One of the authors later told me that one could use the much shorter Mathematica code
Length[LongestOrderedSequence[Table[EulerPhi[n],{n,10000}]]]
to evaluate for instance M(10000). (I then asked GPT to do the same task in Mathematica and it managed to achieve it, though not quite in such a slick one-line fashion.)
@tao this got me curious about what this looks like in a functional language like Coq. I found a cute proof development: https://github.com/taorunz/euler
And the totient looks very pretty: https://github.com/taorunz/euler/blob/master/Totient.v
But it's probably very inefficient nats in Coq are literally represented as 0, S 0, S S 0, ... This is probably why there are two definitions and a functional equivalence proof. I'd assume one is fast and one is pretty for proofs, a design pattern that shows up everywhere.
Totient in Lean's Mathlib also looks very beautiful: https://leanprover-community.github.io/mathlib_docs/data/nat/totient.html
@TaliaRinger @tao I assume that although the formal specification of natural numbers is unary, in most proof assistants the internal representation or extracted code still uses native integers / bignums?
@trebor @TaliaRinger @tao In Lean3, the kernel was using the unary representation but the compiler was using some usual binary representation (I can’t remember if they were native or bignums). In Lean4 both use bignums, which makes GMP part of the trusted code base.

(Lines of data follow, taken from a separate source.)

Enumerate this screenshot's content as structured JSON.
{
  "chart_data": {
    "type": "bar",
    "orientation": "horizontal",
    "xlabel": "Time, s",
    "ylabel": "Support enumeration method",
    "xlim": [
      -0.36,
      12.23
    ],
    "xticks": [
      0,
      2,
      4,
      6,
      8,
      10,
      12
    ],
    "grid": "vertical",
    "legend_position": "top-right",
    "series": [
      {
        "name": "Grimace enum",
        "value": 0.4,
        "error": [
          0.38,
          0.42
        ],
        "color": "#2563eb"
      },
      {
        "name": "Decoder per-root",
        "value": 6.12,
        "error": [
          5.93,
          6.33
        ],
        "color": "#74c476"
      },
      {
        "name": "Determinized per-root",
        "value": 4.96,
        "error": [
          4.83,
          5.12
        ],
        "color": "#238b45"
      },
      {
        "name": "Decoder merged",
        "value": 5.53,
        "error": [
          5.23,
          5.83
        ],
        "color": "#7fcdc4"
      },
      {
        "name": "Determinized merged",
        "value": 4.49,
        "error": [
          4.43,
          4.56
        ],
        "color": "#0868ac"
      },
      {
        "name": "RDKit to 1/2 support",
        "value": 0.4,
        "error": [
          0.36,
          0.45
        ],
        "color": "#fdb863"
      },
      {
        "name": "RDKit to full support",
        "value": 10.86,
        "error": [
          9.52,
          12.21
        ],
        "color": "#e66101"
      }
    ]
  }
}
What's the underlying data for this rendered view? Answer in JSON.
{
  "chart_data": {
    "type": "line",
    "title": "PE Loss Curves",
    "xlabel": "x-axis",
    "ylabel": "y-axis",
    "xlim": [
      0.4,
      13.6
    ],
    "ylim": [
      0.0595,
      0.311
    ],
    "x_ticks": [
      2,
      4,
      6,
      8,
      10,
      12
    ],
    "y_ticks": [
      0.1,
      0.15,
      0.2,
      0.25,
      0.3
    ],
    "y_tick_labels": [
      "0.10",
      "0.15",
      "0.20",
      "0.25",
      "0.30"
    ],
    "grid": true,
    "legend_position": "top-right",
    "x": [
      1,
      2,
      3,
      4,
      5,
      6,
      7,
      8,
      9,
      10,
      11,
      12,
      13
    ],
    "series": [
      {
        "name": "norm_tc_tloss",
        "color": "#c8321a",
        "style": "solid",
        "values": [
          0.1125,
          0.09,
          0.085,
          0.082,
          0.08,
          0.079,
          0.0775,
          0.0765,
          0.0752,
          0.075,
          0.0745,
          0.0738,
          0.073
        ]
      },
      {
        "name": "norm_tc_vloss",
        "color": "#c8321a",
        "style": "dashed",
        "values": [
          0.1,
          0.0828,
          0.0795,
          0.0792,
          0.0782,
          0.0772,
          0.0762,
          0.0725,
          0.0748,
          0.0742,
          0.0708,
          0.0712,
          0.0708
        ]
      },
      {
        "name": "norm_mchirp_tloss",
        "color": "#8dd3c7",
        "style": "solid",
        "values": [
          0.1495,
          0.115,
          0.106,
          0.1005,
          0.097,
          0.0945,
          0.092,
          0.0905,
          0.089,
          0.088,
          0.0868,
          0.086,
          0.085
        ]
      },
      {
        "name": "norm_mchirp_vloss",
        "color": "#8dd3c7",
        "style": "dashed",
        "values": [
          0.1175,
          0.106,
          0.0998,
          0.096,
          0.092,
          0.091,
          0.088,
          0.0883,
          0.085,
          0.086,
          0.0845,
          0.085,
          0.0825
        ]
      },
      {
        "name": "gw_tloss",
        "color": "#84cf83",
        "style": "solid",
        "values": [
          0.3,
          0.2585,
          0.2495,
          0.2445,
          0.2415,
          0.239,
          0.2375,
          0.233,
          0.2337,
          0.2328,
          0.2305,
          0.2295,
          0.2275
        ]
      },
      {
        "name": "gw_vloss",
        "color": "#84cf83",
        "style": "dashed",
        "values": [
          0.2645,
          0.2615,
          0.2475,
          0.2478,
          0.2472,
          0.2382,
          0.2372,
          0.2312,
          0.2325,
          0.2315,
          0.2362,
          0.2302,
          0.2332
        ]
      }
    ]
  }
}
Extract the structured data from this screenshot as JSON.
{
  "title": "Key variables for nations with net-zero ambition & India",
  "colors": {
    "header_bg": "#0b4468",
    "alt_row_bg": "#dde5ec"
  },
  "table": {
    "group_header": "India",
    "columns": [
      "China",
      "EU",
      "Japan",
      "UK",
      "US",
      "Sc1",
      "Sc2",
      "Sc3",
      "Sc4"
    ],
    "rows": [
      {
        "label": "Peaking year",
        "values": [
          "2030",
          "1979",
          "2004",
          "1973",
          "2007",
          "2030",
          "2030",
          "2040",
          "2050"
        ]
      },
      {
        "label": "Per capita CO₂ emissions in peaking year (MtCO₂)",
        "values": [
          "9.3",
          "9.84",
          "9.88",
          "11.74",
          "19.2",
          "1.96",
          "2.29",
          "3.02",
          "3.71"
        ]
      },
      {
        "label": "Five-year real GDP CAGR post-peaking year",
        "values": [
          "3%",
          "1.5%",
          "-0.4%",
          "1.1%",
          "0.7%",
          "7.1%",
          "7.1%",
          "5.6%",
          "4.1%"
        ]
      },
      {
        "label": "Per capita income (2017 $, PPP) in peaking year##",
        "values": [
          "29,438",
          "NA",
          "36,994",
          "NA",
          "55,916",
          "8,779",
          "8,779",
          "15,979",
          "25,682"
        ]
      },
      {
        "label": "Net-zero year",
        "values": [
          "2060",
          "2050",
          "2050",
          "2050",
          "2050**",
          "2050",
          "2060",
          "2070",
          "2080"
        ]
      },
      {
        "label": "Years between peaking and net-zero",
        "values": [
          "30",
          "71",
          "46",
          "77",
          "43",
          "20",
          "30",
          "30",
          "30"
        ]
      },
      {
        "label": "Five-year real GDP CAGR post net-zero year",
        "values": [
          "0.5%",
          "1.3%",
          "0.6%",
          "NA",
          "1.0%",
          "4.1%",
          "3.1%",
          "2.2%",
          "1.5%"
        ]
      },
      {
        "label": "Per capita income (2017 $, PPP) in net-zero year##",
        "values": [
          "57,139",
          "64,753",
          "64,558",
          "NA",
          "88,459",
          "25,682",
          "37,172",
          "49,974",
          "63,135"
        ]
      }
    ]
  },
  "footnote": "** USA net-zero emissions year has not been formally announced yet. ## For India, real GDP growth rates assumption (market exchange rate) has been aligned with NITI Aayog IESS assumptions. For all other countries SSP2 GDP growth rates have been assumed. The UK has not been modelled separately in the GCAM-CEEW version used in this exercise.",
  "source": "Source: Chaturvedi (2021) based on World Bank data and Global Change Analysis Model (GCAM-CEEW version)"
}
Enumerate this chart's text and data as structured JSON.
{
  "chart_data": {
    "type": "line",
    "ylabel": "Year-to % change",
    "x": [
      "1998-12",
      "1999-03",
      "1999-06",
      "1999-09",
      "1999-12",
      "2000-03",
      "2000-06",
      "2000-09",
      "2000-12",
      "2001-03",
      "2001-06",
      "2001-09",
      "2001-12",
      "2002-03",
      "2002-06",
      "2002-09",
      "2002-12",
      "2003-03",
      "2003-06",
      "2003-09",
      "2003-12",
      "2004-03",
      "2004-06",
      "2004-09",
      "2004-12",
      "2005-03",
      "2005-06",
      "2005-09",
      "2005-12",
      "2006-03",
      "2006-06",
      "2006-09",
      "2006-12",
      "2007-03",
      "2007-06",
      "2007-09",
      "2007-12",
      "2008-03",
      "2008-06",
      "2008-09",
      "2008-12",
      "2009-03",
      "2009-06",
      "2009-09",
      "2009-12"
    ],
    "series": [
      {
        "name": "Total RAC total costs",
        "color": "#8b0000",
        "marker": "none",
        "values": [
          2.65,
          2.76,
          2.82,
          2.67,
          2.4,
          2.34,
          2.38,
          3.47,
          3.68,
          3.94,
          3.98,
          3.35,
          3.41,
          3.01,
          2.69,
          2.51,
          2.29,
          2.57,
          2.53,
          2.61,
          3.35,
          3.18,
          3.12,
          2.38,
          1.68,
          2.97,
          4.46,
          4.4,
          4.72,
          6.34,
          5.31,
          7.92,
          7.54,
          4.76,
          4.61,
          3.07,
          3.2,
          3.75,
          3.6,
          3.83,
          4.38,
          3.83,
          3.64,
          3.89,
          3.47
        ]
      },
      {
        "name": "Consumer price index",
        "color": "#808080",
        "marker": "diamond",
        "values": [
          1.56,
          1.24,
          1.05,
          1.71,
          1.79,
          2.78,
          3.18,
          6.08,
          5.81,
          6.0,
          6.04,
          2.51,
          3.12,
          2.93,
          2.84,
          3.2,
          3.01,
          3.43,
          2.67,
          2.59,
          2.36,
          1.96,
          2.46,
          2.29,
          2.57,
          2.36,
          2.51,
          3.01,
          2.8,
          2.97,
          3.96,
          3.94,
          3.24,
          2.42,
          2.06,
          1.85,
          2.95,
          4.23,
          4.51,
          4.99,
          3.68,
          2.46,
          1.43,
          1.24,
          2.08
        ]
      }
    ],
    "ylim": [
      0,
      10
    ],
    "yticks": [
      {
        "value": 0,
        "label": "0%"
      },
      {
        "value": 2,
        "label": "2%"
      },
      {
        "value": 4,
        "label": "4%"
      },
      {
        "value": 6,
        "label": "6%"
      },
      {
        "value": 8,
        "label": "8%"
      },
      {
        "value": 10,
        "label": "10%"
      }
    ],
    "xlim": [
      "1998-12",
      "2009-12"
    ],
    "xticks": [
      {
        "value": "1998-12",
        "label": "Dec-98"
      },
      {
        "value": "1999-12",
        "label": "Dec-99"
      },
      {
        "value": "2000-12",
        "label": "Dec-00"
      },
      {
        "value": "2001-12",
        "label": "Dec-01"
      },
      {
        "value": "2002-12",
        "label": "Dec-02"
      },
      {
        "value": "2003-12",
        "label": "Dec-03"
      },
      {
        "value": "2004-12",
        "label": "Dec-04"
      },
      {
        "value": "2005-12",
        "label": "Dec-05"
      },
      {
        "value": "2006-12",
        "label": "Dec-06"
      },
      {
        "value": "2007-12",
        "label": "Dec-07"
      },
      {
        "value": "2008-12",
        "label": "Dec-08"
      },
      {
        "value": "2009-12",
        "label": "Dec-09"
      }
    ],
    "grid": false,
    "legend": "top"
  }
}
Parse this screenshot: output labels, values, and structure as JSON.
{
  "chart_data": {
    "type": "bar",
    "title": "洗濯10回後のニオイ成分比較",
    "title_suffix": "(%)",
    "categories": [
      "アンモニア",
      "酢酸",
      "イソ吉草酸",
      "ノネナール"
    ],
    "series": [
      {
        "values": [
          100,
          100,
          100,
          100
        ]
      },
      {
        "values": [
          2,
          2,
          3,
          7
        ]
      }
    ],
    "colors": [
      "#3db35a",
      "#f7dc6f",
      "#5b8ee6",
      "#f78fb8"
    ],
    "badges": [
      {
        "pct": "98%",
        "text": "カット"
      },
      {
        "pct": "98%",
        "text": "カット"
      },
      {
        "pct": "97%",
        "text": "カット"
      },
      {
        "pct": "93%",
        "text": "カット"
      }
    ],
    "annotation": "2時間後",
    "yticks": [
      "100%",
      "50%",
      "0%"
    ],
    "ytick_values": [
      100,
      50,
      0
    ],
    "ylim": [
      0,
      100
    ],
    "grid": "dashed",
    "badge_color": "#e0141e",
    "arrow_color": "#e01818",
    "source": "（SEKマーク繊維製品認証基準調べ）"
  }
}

@TaliaRinger @tao Nitpick: your last link points to the documentation for Mathlib3, the "correct" link would be https://leanprover-community.github.io/mathlib4_docs/Mathlib/Data/Nat/Totient.html#Nat.totient
But of course this is not really relevant to the discussion.
@tao @yminsky Just for comparison I asked Google Bard to do it. It completely omitted the definition of varphi but on the other hand it did write something with dynamic programming in it as instructed. https://g.co/bard/share/3d9c7c07459d
@tao I’m curious how this experience compares to, say, googling for a stackoverflow or geeksforgeeks post. I asked GPT for an implementation of Gaussian elimination a few months ago; I found debugging the resulting incorrect code more difficult than writing the routine from scratch
@tao by the way, if you're interested in the first n values of Euler's totient function (like here) instead of just a given one, it is possible to compute them a lot faster by using a method based on Eratosthenes' seive: simply start with phi[i] = i, then for all primes p and multiples kp of p, multiply phi[kp] by (1-1/p). You can even use the partially computed phi to know if p is prime: it is prime if phi[p] is still equal to p when you have done the multiplications for all smaller primes.